Polyneuropathy (PN) is a frequent and significant clinical manifestation of multiple myeloma that may be observed at onset of disease or induced during treatment as a therapy-related complication. Polyneuropathy may be a relevant issue in myeloma patients owing to its significant impact on the quality of life, considering that it may lead to dose reduction or treatment discontinuation. The present retrospective study intended to evaluate efficacy of pregabalin (PGB) in treatment of PN in multiple myeloma patients.

Materials & Methods:

Medical charts of 108 consecutive PN myeloma patients were reviewed. Data regarding the tumor history and therapy as well as the clinical and neurophysiological examinations 6 months before and after initiation of PGB therapy were collected.

Results:

Thirty-eight medical charts had all the requested information. All patients (n = 38) underwent bortezomib-based treatment; 19 were previously treated and 19 were treatment naive. At first neurologic visit, all patients had PN symptoms (grade 2 of National Cancer Institute-Common Toxicity Criteria) without relevant pain. Neurophysiological evaluation showed a significant decrease in sensory nerve action potential amplitude (P = 0.006), conduction velocity (P = 0.006), and distal latency (P = 0.03) of sensory nerves between the first and the last neurological examination, in all patient population. Similar results were observed in treatment-naive patients, when the study cohort was stratified according to previous treatment.
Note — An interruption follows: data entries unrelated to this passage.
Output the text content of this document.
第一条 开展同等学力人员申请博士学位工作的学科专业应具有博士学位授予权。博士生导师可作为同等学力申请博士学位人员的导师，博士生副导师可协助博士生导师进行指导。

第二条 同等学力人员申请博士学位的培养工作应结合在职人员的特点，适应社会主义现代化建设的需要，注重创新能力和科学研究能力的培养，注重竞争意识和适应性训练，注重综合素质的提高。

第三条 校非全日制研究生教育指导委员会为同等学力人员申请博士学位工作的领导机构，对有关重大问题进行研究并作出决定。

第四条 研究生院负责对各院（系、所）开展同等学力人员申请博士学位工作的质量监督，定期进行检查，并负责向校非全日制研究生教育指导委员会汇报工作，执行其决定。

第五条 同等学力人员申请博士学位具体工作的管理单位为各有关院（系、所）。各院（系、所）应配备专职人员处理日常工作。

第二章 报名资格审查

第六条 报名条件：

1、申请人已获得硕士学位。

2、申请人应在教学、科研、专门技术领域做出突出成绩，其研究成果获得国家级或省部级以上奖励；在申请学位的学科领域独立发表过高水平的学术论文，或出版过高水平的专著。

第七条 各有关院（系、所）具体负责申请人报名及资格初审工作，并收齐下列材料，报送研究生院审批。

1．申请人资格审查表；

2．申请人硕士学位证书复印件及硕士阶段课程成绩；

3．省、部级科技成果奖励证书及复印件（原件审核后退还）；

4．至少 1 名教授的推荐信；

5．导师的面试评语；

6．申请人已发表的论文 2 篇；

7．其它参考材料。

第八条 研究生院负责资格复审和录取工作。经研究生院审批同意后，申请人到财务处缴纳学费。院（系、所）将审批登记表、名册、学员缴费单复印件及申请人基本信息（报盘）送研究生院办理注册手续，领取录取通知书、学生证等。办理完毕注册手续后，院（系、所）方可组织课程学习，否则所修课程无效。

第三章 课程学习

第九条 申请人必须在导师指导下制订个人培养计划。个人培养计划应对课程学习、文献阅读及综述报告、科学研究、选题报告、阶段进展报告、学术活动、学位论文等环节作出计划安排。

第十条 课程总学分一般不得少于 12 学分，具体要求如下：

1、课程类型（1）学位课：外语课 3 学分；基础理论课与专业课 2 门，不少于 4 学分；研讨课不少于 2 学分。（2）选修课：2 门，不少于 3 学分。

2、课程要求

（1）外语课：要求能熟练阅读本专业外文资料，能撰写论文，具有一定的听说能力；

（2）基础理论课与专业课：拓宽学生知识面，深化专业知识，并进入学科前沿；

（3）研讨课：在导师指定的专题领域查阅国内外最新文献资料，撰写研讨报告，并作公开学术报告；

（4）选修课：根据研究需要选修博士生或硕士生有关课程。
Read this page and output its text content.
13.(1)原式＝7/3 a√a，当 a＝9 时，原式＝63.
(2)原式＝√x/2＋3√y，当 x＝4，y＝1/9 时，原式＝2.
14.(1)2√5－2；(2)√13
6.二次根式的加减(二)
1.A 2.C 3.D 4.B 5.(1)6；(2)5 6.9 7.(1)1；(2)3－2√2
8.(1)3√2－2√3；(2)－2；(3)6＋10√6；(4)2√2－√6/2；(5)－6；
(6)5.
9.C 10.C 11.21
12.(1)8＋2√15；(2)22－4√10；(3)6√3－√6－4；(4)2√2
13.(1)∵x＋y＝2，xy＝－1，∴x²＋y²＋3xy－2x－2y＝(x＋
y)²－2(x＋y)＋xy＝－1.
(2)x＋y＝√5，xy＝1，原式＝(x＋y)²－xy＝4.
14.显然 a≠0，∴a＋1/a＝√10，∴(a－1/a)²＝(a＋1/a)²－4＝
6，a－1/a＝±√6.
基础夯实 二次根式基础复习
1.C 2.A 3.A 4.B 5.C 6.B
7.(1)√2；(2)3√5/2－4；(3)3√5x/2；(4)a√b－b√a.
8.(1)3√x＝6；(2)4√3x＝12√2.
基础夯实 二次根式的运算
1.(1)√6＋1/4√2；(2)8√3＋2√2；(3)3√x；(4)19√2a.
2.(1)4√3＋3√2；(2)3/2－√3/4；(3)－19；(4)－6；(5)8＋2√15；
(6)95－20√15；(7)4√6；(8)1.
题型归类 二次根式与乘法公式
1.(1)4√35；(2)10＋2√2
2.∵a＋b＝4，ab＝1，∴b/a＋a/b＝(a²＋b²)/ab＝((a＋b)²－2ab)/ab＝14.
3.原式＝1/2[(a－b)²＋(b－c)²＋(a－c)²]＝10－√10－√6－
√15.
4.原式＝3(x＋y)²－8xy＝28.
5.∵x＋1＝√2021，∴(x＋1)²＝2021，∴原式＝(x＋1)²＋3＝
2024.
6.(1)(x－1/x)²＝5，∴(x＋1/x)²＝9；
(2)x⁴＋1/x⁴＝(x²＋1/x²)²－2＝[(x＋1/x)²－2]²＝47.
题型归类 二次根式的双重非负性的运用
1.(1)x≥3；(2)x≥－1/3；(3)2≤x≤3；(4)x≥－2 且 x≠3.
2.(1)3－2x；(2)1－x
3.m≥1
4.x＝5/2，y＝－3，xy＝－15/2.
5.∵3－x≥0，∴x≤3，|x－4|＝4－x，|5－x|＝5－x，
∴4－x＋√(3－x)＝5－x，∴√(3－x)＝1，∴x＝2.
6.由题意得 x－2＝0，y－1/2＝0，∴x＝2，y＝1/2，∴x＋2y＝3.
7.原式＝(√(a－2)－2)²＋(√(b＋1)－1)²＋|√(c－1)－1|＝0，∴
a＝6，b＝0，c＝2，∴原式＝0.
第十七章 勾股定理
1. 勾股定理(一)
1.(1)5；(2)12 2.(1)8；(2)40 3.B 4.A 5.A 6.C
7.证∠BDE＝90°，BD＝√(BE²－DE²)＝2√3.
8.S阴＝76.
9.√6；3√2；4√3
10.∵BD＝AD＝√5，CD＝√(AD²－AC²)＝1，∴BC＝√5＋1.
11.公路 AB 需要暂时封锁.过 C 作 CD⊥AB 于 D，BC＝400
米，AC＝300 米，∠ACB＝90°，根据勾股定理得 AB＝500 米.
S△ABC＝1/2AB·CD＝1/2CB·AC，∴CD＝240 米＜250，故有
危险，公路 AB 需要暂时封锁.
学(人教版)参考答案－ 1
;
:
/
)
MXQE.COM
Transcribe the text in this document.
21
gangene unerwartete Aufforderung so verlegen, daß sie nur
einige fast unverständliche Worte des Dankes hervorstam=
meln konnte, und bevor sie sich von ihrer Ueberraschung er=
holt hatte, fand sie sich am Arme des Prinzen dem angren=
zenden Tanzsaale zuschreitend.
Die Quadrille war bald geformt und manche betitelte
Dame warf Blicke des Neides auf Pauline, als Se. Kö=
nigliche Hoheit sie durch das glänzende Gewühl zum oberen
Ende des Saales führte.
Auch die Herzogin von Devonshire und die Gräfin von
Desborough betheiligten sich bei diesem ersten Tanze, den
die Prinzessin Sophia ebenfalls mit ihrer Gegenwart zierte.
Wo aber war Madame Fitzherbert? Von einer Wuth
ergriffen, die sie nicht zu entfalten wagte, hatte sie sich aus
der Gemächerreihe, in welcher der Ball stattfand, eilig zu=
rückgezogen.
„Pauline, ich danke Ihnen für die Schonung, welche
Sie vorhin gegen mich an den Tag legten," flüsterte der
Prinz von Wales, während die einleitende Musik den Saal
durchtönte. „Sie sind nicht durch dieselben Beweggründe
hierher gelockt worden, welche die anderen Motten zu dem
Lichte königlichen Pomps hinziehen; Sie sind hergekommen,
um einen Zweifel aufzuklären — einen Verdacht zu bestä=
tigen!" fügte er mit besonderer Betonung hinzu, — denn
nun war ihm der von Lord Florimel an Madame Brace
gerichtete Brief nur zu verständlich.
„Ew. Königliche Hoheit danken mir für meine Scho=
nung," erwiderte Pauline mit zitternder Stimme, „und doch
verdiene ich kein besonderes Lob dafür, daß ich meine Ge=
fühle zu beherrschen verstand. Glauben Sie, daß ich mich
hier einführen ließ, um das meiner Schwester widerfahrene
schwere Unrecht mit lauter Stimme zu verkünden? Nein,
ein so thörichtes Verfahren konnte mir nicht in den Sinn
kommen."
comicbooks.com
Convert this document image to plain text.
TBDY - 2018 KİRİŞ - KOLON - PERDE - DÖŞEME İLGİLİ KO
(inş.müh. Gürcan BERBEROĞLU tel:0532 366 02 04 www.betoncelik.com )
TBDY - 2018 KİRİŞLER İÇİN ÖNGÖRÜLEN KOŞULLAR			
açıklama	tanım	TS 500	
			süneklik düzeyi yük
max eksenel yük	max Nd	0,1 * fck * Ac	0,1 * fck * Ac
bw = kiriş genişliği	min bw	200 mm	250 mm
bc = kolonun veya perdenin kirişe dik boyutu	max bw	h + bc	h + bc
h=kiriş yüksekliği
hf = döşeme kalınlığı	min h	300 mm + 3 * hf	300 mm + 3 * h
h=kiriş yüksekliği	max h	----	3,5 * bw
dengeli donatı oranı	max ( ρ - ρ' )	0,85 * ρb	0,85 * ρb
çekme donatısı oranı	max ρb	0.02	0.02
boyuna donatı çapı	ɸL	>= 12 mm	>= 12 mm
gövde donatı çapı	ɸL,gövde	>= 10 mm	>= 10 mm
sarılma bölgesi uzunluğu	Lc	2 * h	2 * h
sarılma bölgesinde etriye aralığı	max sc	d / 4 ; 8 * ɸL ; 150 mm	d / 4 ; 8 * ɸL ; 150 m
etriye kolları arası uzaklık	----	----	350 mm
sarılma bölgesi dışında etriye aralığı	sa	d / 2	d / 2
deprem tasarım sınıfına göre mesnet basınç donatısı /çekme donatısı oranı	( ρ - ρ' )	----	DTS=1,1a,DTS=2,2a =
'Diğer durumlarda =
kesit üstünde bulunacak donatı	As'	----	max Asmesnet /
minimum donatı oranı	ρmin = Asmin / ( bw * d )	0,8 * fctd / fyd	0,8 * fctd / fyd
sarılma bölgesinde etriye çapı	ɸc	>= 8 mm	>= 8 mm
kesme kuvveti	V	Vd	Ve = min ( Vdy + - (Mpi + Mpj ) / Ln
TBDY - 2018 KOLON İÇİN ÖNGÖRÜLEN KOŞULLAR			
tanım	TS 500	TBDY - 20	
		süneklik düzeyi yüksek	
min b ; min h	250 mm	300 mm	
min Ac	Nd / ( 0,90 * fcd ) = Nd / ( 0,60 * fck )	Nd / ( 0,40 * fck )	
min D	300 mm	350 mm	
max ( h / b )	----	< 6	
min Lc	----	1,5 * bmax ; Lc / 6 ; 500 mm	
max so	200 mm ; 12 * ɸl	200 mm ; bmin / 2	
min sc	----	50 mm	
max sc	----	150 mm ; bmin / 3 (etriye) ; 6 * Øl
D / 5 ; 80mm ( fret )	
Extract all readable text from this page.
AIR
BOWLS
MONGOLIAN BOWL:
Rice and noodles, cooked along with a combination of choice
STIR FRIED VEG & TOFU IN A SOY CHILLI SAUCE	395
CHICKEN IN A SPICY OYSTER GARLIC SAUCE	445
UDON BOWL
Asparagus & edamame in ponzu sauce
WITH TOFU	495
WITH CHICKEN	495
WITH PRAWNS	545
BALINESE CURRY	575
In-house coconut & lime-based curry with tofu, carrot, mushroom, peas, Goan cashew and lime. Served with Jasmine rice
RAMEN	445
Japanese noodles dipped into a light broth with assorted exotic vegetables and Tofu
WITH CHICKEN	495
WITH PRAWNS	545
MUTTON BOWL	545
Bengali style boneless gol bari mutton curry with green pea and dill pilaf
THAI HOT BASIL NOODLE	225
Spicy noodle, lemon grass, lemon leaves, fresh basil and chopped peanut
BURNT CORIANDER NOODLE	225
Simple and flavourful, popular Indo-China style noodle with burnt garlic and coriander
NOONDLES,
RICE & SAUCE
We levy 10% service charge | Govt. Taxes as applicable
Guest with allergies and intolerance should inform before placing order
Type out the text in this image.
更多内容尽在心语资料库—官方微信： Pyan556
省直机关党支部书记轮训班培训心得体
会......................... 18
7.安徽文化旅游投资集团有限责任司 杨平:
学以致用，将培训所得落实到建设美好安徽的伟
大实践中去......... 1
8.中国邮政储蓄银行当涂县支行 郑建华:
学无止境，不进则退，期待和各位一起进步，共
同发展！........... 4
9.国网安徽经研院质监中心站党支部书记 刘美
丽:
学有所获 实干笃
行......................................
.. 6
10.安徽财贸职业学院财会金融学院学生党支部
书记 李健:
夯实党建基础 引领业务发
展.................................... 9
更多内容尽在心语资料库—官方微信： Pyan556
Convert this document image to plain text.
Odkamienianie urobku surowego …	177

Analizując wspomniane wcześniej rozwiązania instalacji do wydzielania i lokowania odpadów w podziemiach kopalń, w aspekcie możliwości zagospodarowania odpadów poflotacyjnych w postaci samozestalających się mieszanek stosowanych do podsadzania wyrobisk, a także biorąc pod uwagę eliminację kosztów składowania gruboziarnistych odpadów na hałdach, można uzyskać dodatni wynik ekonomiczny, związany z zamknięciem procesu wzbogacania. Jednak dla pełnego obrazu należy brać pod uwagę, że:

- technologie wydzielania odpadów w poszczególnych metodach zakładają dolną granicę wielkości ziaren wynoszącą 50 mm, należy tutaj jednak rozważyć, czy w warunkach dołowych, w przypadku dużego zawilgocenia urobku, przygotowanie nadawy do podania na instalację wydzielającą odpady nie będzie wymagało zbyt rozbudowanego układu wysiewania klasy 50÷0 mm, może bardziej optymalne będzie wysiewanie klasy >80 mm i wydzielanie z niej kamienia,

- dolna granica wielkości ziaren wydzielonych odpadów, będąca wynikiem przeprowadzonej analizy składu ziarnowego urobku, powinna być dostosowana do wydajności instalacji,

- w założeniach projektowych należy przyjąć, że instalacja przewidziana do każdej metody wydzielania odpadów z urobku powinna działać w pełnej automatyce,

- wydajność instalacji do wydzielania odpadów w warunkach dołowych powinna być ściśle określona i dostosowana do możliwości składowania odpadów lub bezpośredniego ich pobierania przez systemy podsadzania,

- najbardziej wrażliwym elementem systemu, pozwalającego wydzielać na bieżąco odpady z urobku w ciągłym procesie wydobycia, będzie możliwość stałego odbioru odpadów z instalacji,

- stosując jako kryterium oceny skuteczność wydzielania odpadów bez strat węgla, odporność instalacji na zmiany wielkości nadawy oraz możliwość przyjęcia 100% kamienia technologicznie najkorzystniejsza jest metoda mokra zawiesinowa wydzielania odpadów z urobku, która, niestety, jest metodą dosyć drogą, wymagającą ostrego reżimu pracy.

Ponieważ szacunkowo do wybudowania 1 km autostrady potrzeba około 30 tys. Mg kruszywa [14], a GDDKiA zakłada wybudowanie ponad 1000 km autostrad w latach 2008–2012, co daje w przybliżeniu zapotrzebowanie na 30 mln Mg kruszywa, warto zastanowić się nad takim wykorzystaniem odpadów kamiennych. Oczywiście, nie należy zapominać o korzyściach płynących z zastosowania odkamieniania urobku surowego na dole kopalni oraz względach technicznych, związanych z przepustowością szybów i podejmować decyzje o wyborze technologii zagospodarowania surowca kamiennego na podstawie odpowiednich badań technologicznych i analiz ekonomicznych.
On the contrary, no significant differences were found between the first and the last neurophysiological follow-up evaluation in previously treated patients. Six months after PGB treatment, all patients reported disappearance of neurological symptoms (grade 0 National Cancer Institute-Common Toxicity Criteria).

Conclusions:

In this retrospective study, improvement in neurological symptoms during PGB therapy was observed in the total population, despite the presence of a distal, sensory axonal neuropathy, as evidenced by neurophysiological examination.